Nachdem ich die Tür hinter mir wieder geschlossen habe, ziehe ich mir eins meiner Kleider, die immernoch in meinem Schrank hängen und mir noch passen, an und wasche mich kurz in meinem eigenen Badezimmer. Ein Blick in den Spiegel zeigt eine hübsche, junge Elbe mit braunen, glatten Haaren und leuchtenden blauen Augen. Wenn ich dieses Bild mit dem aus meiner Erinnerung vergleiche, und zwar mit dem Bild von dem Tag nachdem ich meine alte Familie verloren habe, so sehe ich jetzt viel besser aus. Tausend Mal besser.
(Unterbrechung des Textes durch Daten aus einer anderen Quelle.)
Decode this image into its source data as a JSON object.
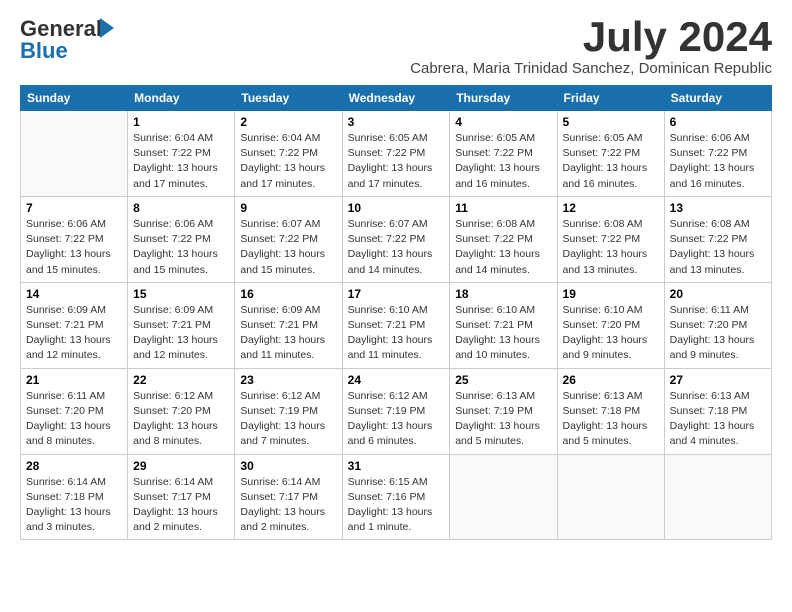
{
  "logo": {
    "line1": "General",
    "line2": "Blue"
  },
  "title": "July 2024",
  "subtitle": "Cabrera, Maria Trinidad Sanchez, Dominican Republic",
  "days_of_week": [
    "Sunday",
    "Monday",
    "Tuesday",
    "Wednesday",
    "Thursday",
    "Friday",
    "Saturday"
  ],
  "weeks": [
    [
      {
        "num": "",
        "info": ""
      },
      {
        "num": "1",
        "info": "Sunrise: 6:04 AM\nSunset: 7:22 PM\nDaylight: 13 hours\nand 17 minutes."
      },
      {
        "num": "2",
        "info": "Sunrise: 6:04 AM\nSunset: 7:22 PM\nDaylight: 13 hours\nand 17 minutes."
      },
      {
        "num": "3",
        "info": "Sunrise: 6:05 AM\nSunset: 7:22 PM\nDaylight: 13 hours\nand 17 minutes."
      },
      {
        "num": "4",
        "info": "Sunrise: 6:05 AM\nSunset: 7:22 PM\nDaylight: 13 hours\nand 16 minutes."
      },
      {
        "num": "5",
        "info": "Sunrise: 6:05 AM\nSunset: 7:22 PM\nDaylight: 13 hours\nand 16 minutes."
      },
      {
        "num": "6",
        "info": "Sunrise: 6:06 AM\nSunset: 7:22 PM\nDaylight: 13 hours\nand 16 minutes."
      }
    ],
    [
      {
        "num": "7",
        "info": "Sunrise: 6:06 AM\nSunset: 7:22 PM\nDaylight: 13 hours\nand 15 minutes."
      },
      {
        "num": "8",
        "info": "Sunrise: 6:06 AM\nSunset: 7:22 PM\nDaylight: 13 hours\nand 15 minutes."
      },
      {
        "num": "9",
        "info": "Sunrise: 6:07 AM\nSunset: 7:22 PM\nDaylight: 13 hours\nand 15 minutes."
      },
      {
        "num": "10",
        "info": "Sunrise: 6:07 AM\nSunset: 7:22 PM\nDaylight: 13 hours\nand 14 minutes."
      },
      {
        "num": "11",
        "info": "Sunrise: 6:08 AM\nSunset: 7:22 PM\nDaylight: 13 hours\nand 14 minutes."
      },
      {
        "num": "12",
        "info": "Sunrise: 6:08 AM\nSunset: 7:22 PM\nDaylight: 13 hours\nand 13 minutes."
      },
      {
        "num": "13",
        "info": "Sunrise: 6:08 AM\nSunset: 7:22 PM\nDaylight: 13 hours\nand 13 minutes."
      }
    ],
    [
      {
        "num": "14",
        "info": "Sunrise: 6:09 AM\nSunset: 7:21 PM\nDaylight: 13 hours\nand 12 minutes."
      },
      {
        "num": "15",
        "info": "Sunrise: 6:09 AM\nSunset: 7:21 PM\nDaylight: 13 hours\nand 12 minutes."
      },
      {
        "num": "16",
        "info": "Sunrise: 6:09 AM\nSunset: 7:21 PM\nDaylight: 13 hours\nand 11 minutes."
      },
      {
        "num": "17",
        "info": "Sunrise: 6:10 AM\nSunset: 7:21 PM\nDaylight: 13 hours\nand 11 minutes."
      },
      {
        "num": "18",
        "info": "Sunrise: 6:10 AM\nSunset: 7:21 PM\nDaylight: 13 hours\nand 10 minutes."
      },
      {
        "num": "19",
        "info": "Sunrise: 6:10 AM\nSunset: 7:20 PM\nDaylight: 13 hours\nand 9 minutes."
      },
      {
        "num": "20",
        "info": "Sunrise: 6:11 AM\nSunset: 7:20 PM\nDaylight: 13 hours\nand 9 minutes."
      }
    ],
    [
      {
        "num": "21",
        "info": "Sunrise: 6:11 AM\nSunset: 7:20 PM\nDaylight: 13 hours\nand 8 minutes."
      },
      {
        "num": "22",
        "info": "Sunrise: 6:12 AM\nSunset: 7:20 PM\nDaylight: 13 hours\nand 8 minutes."
      },
      {
        "num": "23",
        "info": "Sunrise: 6:12 AM\nSunset: 7:19 PM\nDaylight: 13 hours\nand 7 minutes."
      },
      {
        "num": "24",
        "info": "Sunrise: 6:12 AM\nSunset: 7:19 PM\nDaylight: 13 hours\nand 6 minutes."
      },
      {
        "num": "25",
        "info": "Sunrise: 6:13 AM\nSunset: 7:19 PM\nDaylight: 13 hours\nand 5 minutes."
      },
      {
        "num": "26",
        "info": "Sunrise: 6:13 AM\nSunset: 7:18 PM\nDaylight: 13 hours\nand 5 minutes."
      },
      {
        "num": "27",
        "info": "Sunrise: 6:13 AM\nSunset: 7:18 PM\nDaylight: 13 hours\nand 4 minutes."
      }
    ],
    [
      {
        "num": "28",
        "info": "Sunrise: 6:14 AM\nSunset: 7:18 PM\nDaylight: 13 hours\nand 3 minutes."
      },
      {
        "num": "29",
        "info": "Sunrise: 6:14 AM\nSunset: 7:17 PM\nDaylight: 13 hours\nand 2 minutes."
      },
      {
        "num": "30",
        "info": "Sunrise: 6:14 AM\nSunset: 7:17 PM\nDaylight: 13 hours\nand 2 minutes."
      },
      {
        "num": "31",
        "info": "Sunrise: 6:15 AM\nSunset: 7:16 PM\nDaylight: 13 hours\nand 1 minute."
      },
      {
        "num": "",
        "info": ""
      },
      {
        "num": "",
        "info": ""
      },
      {
        "num": "",
        "info": ""
      }
    ]
  ]
}
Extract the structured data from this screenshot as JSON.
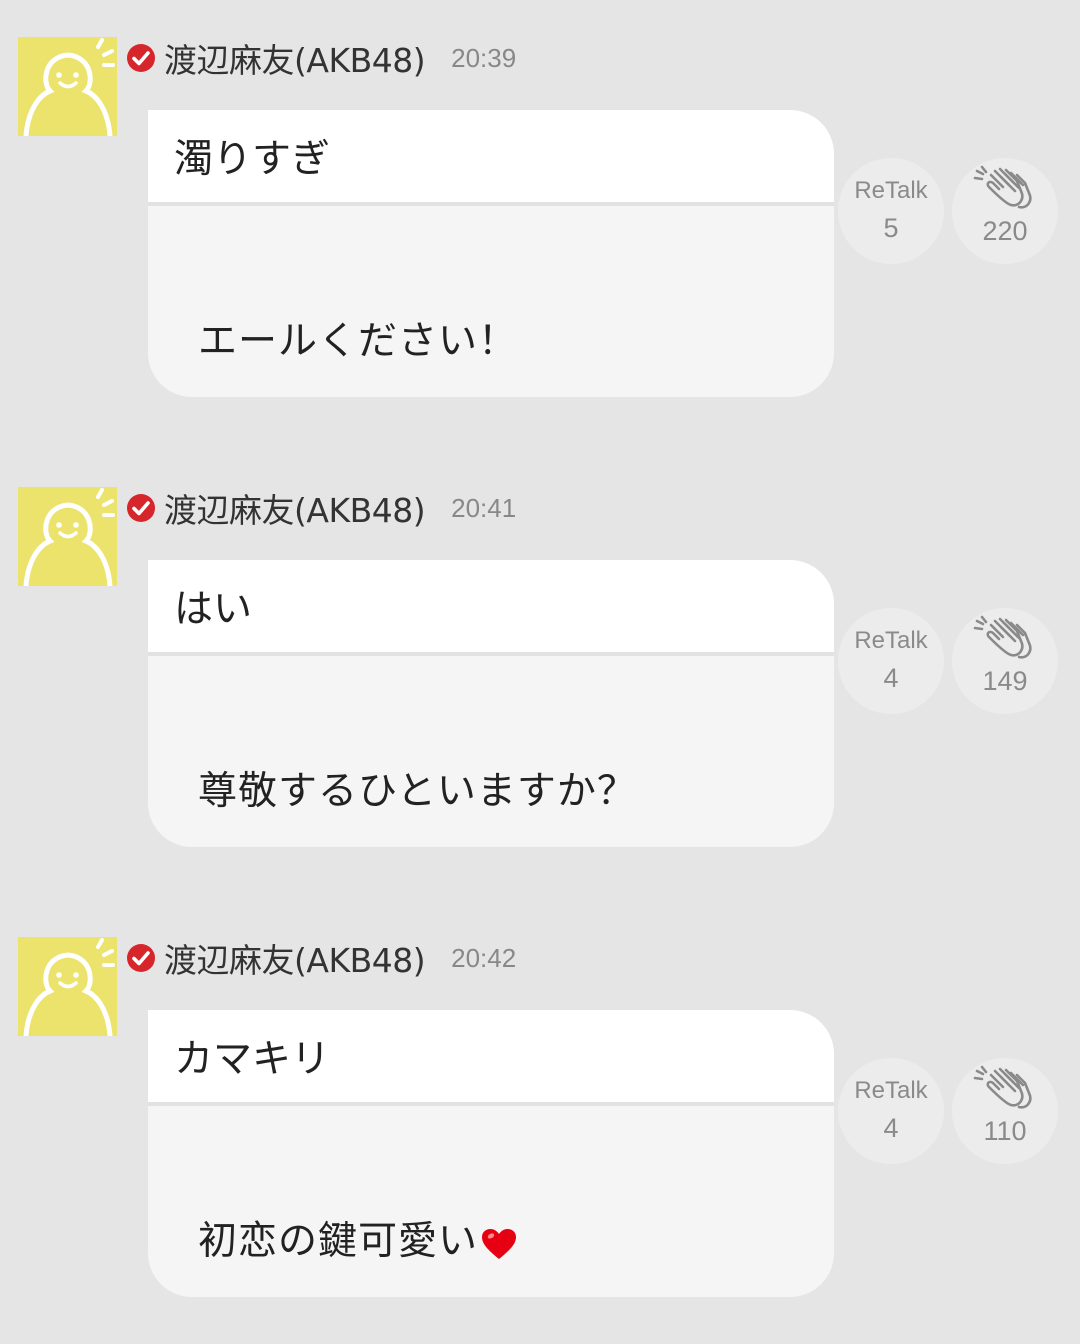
{
  "posts": [
    {
      "author": "渡辺麻友(AKB48)",
      "time": "20:39",
      "reply_to": "濁りすぎ",
      "message": "エールください！",
      "has_heart": false,
      "retalk_label": "ReTalk",
      "retalk_count": "5",
      "clap_count": "220"
    },
    {
      "author": "渡辺麻友(AKB48)",
      "time": "20:41",
      "reply_to": "はい",
      "message": "尊敬するひといますか？",
      "has_heart": false,
      "retalk_label": "ReTalk",
      "retalk_count": "4",
      "clap_count": "149"
    },
    {
      "author": "渡辺麻友(AKB48)",
      "time": "20:42",
      "reply_to": "カマキリ",
      "message": "初恋の鍵可愛い",
      "has_heart": true,
      "retalk_label": "ReTalk",
      "retalk_count": "4",
      "clap_count": "110"
    }
  ],
  "icons": {
    "avatar": "smiling-figure-avatar-icon",
    "verified": "verified-check-icon",
    "clap": "clapping-hands-icon",
    "heart": "heart-icon"
  },
  "colors": {
    "background": "#e5e5e5",
    "avatar_bg": "#ece36d",
    "verified_red": "#d7262b",
    "heart_red": "#e60012",
    "bubble": "#f5f5f5",
    "reply_bg": "#ffffff",
    "muted_text": "#888888"
  }
}
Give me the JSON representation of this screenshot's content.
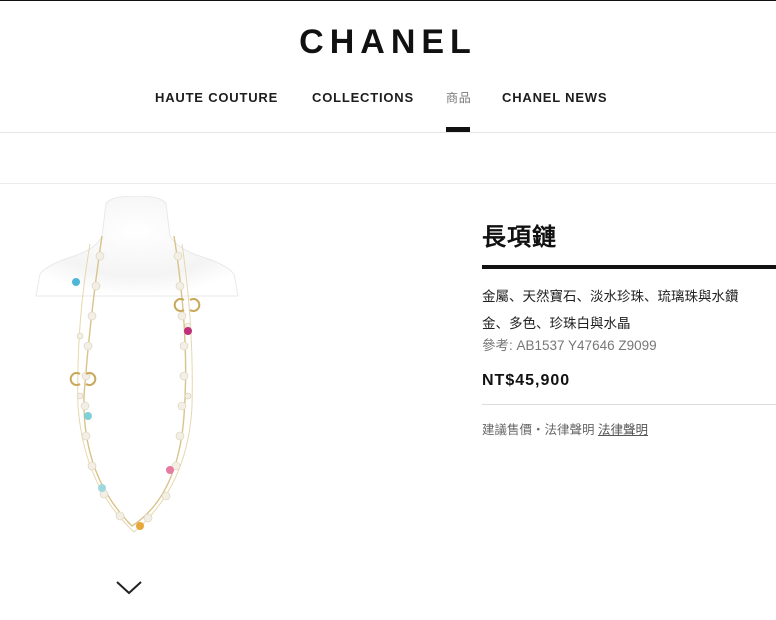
{
  "brand": {
    "logo_text": "CHANEL"
  },
  "nav": {
    "items": [
      {
        "label": "HAUTE COUTURE"
      },
      {
        "label": "COLLECTIONS"
      },
      {
        "label": "商品"
      },
      {
        "label": "CHANEL NEWS"
      }
    ],
    "active_index": 2
  },
  "product": {
    "title": "長項鏈",
    "description_line1": "金屬、天然寶石、淡水珍珠、琉璃珠與水鑽",
    "description_line2": "金、多色、珍珠白與水晶",
    "reference": "參考: AB1537 Y47646 Z9099",
    "price": "NT$45,900",
    "legal_prefix": "建議售價・法律聲明",
    "legal_link": "法律聲明",
    "image_icon": "necklace-on-bust"
  },
  "controls": {
    "scroll_icon": "chevron-down-icon"
  },
  "colors": {
    "text": "#1d1d1d",
    "muted": "#777777",
    "accent": "#111111"
  }
}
Ich verlasse mein Zimmer und laufe nur wenige Meter weiter, bis ich zu einer anderen Tür komme. Nach einem zaghaften Klopfen wird diese geöffnet und Legolas steht mit einem Grinsen im Gesicht vor mir.
"Na, schon fertig?", fragt er und zieht mich an der Taille zu sich ins Zimmer. Bevor ich antworten kann, liegen seine Lippen schon auf meinen und ich lege nur noch meine Hände auf seine Schultern.
"Komm, dein Vater wartet auf uns in seinem Arbeitszimmer. Ich habe zwar keine Ahnung wo das ist, aber ich glaube du wirst uns schon hinbringen können", meint er während ich noch versuche, meinen Atem unter Kontrolle zu bekommen. Ich nicke und Legolas lächelt. Dann verlassen wir sein Zimmer und ich führe uns durch die Gänge von Bruchtal.